Natalie Wormsbecher
Life Tree’s Guardian 1
Tokyopop, 2009, Taschenbuch, 174 Seiten, 6,50 EUR, ISBN 978-3-86719-631-4
Von Irene Salzmann
Die Schülerin May gerät auf dem Heimweg an eine Gruppe Jugendlicher, die auf Ärger aus ist. Es gelingt ihr davonzulaufen, und glücklicherweise gehen die Kerle weiter, als sich May in einer Sackgasse verirrt. Zum Aufatmen bleibt ihr jedoch keine Zeit, denn eine vermummte Gestalt taucht auf dem Nichts auf und schleudert einen verletzten Wolf von sich.
Kaum ist der Unbekannte wieder verschwunden, kümmert sich May um das bewusstlose Tier. Ihre Mutter, eine Tierärztin, versorgt seine Wunden – und am anderen Tag ist er spurlos verschwunden. Nicht weit von der Praxis findet May den Wolf, der zu ihrer großen Überraschung spricht und sie vor einer Gefahr zu warnen versucht. Doch zu spät! Ein Windgeist greift an, den May mit Hilfe eines Stabes, den ihr das Tier gab, vertreiben kann.
Nun endlich erzählt Wolf, wie er sich selber nennt, seine Geschichte. Er ist in seiner Welt der Wächter des Lebensbaums. Dessen Herz ist ein magischer Kristall, der alle Wünsche erfüllen kann und darum die Gier vieler Menschen weckt. Als der Zauberer Yorik das Herz zu stehlen versuchte, verletzte er Wolf, und der Kristall zerbrach in fünf Splitter, die in Mays Welt gelangten. Wolf muss nun die Splitter, die von Baumgeistern bewacht werden, vor Yorik finden, aber die Kräfte des Wächters sind fort, und wenn kein Wunder geschieht, wird seine Heimat untergehen.

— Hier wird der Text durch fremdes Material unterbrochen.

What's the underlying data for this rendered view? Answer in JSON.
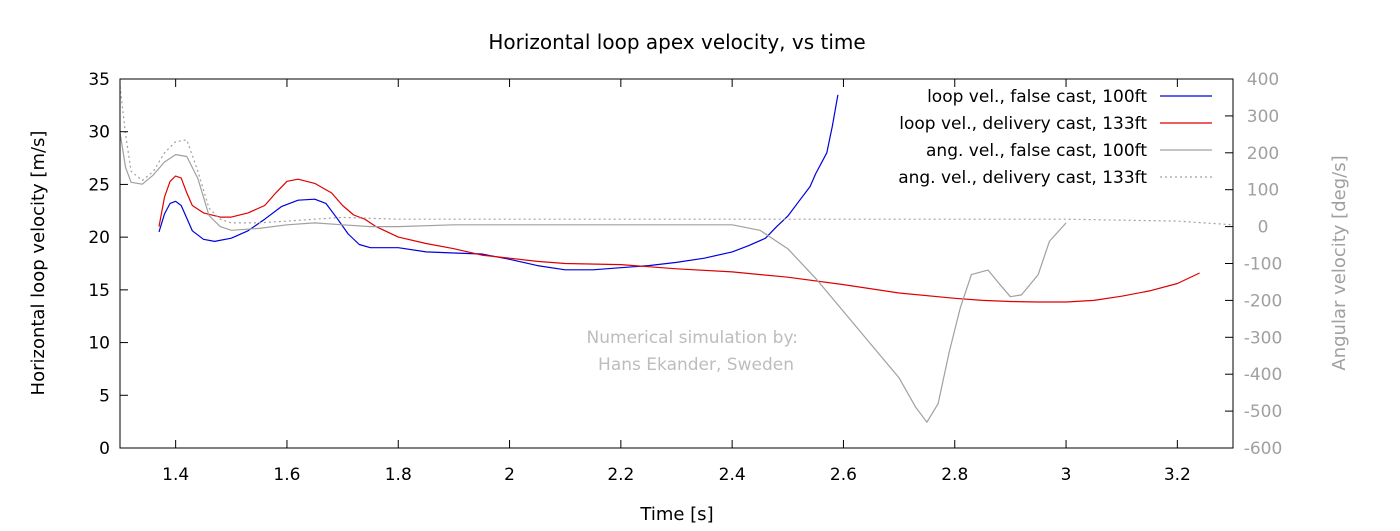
{
  "chart_data": {
    "type": "line",
    "title": "Horizontal loop apex velocity, vs time",
    "xlabel": "Time [s]",
    "ylabel": "Horizontal loop velocity [m/s]",
    "y2label": "Angular velocity [deg/s]",
    "xlim": [
      1.3,
      3.3
    ],
    "ylim": [
      0,
      35
    ],
    "y2lim": [
      -600,
      400
    ],
    "xticks": [
      1.4,
      1.6,
      1.8,
      2,
      2.2,
      2.4,
      2.6,
      2.8,
      3,
      3.2
    ],
    "xtick_labels": [
      "1.4",
      "1.6",
      "1.8",
      "2",
      "2.2",
      "2.4",
      "2.6",
      "2.8",
      "3",
      "3.2"
    ],
    "yticks": [
      0,
      5,
      10,
      15,
      20,
      25,
      30,
      35
    ],
    "ytick_labels": [
      "0",
      "5",
      "10",
      "15",
      "20",
      "25",
      "30",
      "35"
    ],
    "y2ticks": [
      -600,
      -500,
      -400,
      -300,
      -200,
      -100,
      0,
      100,
      200,
      300,
      400
    ],
    "y2tick_labels": [
      "-600",
      "-500",
      "-400",
      "-300",
      "-200",
      "-100",
      "0",
      "100",
      "200",
      "300",
      "400"
    ],
    "grid": false,
    "legend": "top-right",
    "annotation": [
      "Numerical simulation by:",
      "Hans Ekander, Sweden"
    ],
    "series": [
      {
        "name": "loop vel., false cast, 100ft",
        "axis": "left",
        "color": "#0000dd",
        "dash": "solid",
        "points": [
          [
            1.37,
            20.5
          ],
          [
            1.38,
            22.2
          ],
          [
            1.39,
            23.2
          ],
          [
            1.4,
            23.4
          ],
          [
            1.41,
            23.0
          ],
          [
            1.42,
            21.8
          ],
          [
            1.43,
            20.6
          ],
          [
            1.45,
            19.8
          ],
          [
            1.47,
            19.6
          ],
          [
            1.5,
            19.9
          ],
          [
            1.53,
            20.6
          ],
          [
            1.56,
            21.7
          ],
          [
            1.59,
            22.9
          ],
          [
            1.62,
            23.5
          ],
          [
            1.65,
            23.6
          ],
          [
            1.67,
            23.2
          ],
          [
            1.69,
            21.8
          ],
          [
            1.71,
            20.3
          ],
          [
            1.73,
            19.3
          ],
          [
            1.75,
            19.0
          ],
          [
            1.8,
            19.0
          ],
          [
            1.85,
            18.6
          ],
          [
            1.9,
            18.5
          ],
          [
            1.95,
            18.4
          ],
          [
            2.0,
            17.9
          ],
          [
            2.05,
            17.3
          ],
          [
            2.1,
            16.9
          ],
          [
            2.15,
            16.9
          ],
          [
            2.2,
            17.1
          ],
          [
            2.25,
            17.3
          ],
          [
            2.3,
            17.6
          ],
          [
            2.35,
            18.0
          ],
          [
            2.4,
            18.6
          ],
          [
            2.43,
            19.2
          ],
          [
            2.46,
            19.9
          ],
          [
            2.48,
            21.0
          ],
          [
            2.5,
            22.0
          ],
          [
            2.52,
            23.4
          ],
          [
            2.54,
            24.8
          ],
          [
            2.55,
            26.0
          ],
          [
            2.57,
            28.0
          ],
          [
            2.58,
            30.5
          ],
          [
            2.59,
            33.5
          ]
        ]
      },
      {
        "name": "loop vel., delivery cast, 133ft",
        "axis": "left",
        "color": "#dd0000",
        "dash": "solid",
        "points": [
          [
            1.37,
            21.0
          ],
          [
            1.38,
            23.8
          ],
          [
            1.39,
            25.3
          ],
          [
            1.4,
            25.8
          ],
          [
            1.41,
            25.6
          ],
          [
            1.42,
            24.2
          ],
          [
            1.43,
            23.0
          ],
          [
            1.45,
            22.3
          ],
          [
            1.48,
            21.9
          ],
          [
            1.5,
            21.9
          ],
          [
            1.53,
            22.3
          ],
          [
            1.56,
            23.0
          ],
          [
            1.58,
            24.2
          ],
          [
            1.6,
            25.3
          ],
          [
            1.62,
            25.5
          ],
          [
            1.65,
            25.1
          ],
          [
            1.68,
            24.2
          ],
          [
            1.7,
            23.0
          ],
          [
            1.72,
            22.1
          ],
          [
            1.74,
            21.7
          ],
          [
            1.76,
            21.0
          ],
          [
            1.8,
            20.0
          ],
          [
            1.85,
            19.4
          ],
          [
            1.9,
            18.9
          ],
          [
            1.95,
            18.3
          ],
          [
            2.0,
            18.0
          ],
          [
            2.05,
            17.7
          ],
          [
            2.1,
            17.5
          ],
          [
            2.2,
            17.4
          ],
          [
            2.3,
            17.0
          ],
          [
            2.4,
            16.7
          ],
          [
            2.5,
            16.2
          ],
          [
            2.6,
            15.5
          ],
          [
            2.7,
            14.7
          ],
          [
            2.8,
            14.2
          ],
          [
            2.85,
            14.0
          ],
          [
            2.9,
            13.9
          ],
          [
            2.95,
            13.85
          ],
          [
            3.0,
            13.85
          ],
          [
            3.05,
            14.0
          ],
          [
            3.1,
            14.4
          ],
          [
            3.15,
            14.9
          ],
          [
            3.2,
            15.6
          ],
          [
            3.24,
            16.6
          ]
        ]
      },
      {
        "name": "ang. vel., false cast, 100ft",
        "axis": "right",
        "color": "#a0a0a0",
        "dash": "solid",
        "points": [
          [
            1.3,
            255
          ],
          [
            1.31,
            160
          ],
          [
            1.32,
            120
          ],
          [
            1.34,
            115
          ],
          [
            1.36,
            140
          ],
          [
            1.38,
            175
          ],
          [
            1.4,
            195
          ],
          [
            1.42,
            190
          ],
          [
            1.44,
            130
          ],
          [
            1.46,
            30
          ],
          [
            1.48,
            0
          ],
          [
            1.5,
            -10
          ],
          [
            1.55,
            -5
          ],
          [
            1.6,
            5
          ],
          [
            1.65,
            10
          ],
          [
            1.7,
            5
          ],
          [
            1.75,
            0
          ],
          [
            1.8,
            0
          ],
          [
            1.9,
            5
          ],
          [
            2.0,
            5
          ],
          [
            2.1,
            5
          ],
          [
            2.2,
            5
          ],
          [
            2.3,
            5
          ],
          [
            2.4,
            5
          ],
          [
            2.45,
            -10
          ],
          [
            2.5,
            -60
          ],
          [
            2.55,
            -140
          ],
          [
            2.6,
            -230
          ],
          [
            2.65,
            -320
          ],
          [
            2.7,
            -410
          ],
          [
            2.73,
            -490
          ],
          [
            2.75,
            -530
          ],
          [
            2.77,
            -480
          ],
          [
            2.79,
            -340
          ],
          [
            2.81,
            -220
          ],
          [
            2.83,
            -130
          ],
          [
            2.86,
            -118
          ],
          [
            2.88,
            -155
          ],
          [
            2.9,
            -190
          ],
          [
            2.92,
            -185
          ],
          [
            2.95,
            -130
          ],
          [
            2.97,
            -40
          ],
          [
            3.0,
            10
          ]
        ]
      },
      {
        "name": "ang. vel., delivery cast, 133ft",
        "axis": "right",
        "color": "#a0a0a0",
        "dash": "dotted",
        "points": [
          [
            1.3,
            380
          ],
          [
            1.31,
            250
          ],
          [
            1.32,
            150
          ],
          [
            1.34,
            125
          ],
          [
            1.36,
            150
          ],
          [
            1.38,
            200
          ],
          [
            1.4,
            230
          ],
          [
            1.42,
            235
          ],
          [
            1.44,
            150
          ],
          [
            1.46,
            50
          ],
          [
            1.48,
            20
          ],
          [
            1.5,
            10
          ],
          [
            1.55,
            10
          ],
          [
            1.6,
            15
          ],
          [
            1.65,
            20
          ],
          [
            1.7,
            25
          ],
          [
            1.8,
            20
          ],
          [
            1.9,
            20
          ],
          [
            2.0,
            20
          ],
          [
            2.5,
            20
          ],
          [
            3.0,
            20
          ],
          [
            3.2,
            15
          ],
          [
            3.3,
            5
          ]
        ]
      }
    ]
  }
}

May braucht nicht lange zu überlegen. Natürlich will sie Wolf helfen – aber ist sie dieser gefährlichen Aufgabe gewachsen?
Der erste Band von Natalia Wormsbechers Serie „Life Tree’s Guardian“, die auf fünf Bände (fünf Splitter) angelegt ist, beginnt sehr vielversprechend.
Ganz in der Tradition der großen Vorbilder aus Japan hat die Künstlerin ein typisches Setting entworfen, einen Mix aus Schüler-Milieu, Fantasy-Welt und Magical-Girl-Zauber. Auch die Figuren-Konstellation ist entsprechend, denn die Heldin ist ein liebes, tapferes Mädchen, an Mays Seite steht mit June eine treue Freundin, die nach anfänglichem Unglauben ebenfalls helfen will, und natürlich haben beide einen Love-Interest, zum einen Junes Sandkastenfreund Kyle, zum anderen den attraktiven Erik aus dem Leichtathletik-Kurs. Ob es Zufall ist, dass er wie Yorik aussieht? Der Zauberer scheint der gnadenlose Gegenspieler zu sein, und welche Pläne er verfolgt, wird hier noch nicht verraten. Hinzu kommen Wesen wie der Wolf und die Baumgeister, die man ebenso aus Märchen kennt wie die Prüfungen, denen sich May stellen muss. Wieder einmal hängt vom Ausgang der Mission das Schicksal einer ganzen Welt ab.
Auch stilistisch eifert die Künstlerin den Mangaka aus Fernost nach. Ihre Figuren haben große Augen, wehendes Haar und das Kindchenschema, sie tragen Schuluniformen und stehen oft mit nach innen gedrehten Füßen da (weil das niedlich wirkt…), die Personen werden in den Mittelpunkt des Geschehens gerückt, die Hintergründe sind nur ab und zu ausgeführt. Vermutlich haben Profis wie Haruka Fukushima, Arina Tanemura, Nana Haruta, Mayu Sakai und andere die romantische School-Comedies mit und ohne phantastische Elemente für Leserinnen ab 12 Jahren zeichnen, mit ihren Werken Pate gestanden.
Mag man dieses Genre und/oder interessiert sich für die Produkte einheimischer Künstler, sollte man „Life Tree’s Guardian“ eine Chance geben, denn Natalia Wormsbecher („Dämonenjunge Lain“, „Summerrain“ etc.) braucht sich nicht zu verstecken und vermag mit ihrer neuen Serie zu überzeugen. Diese entspricht dem, was man es gewohnt ist, und doch ist sie ein bisschen anders. Man darf gespannt sein, wie es weiter gehen wird.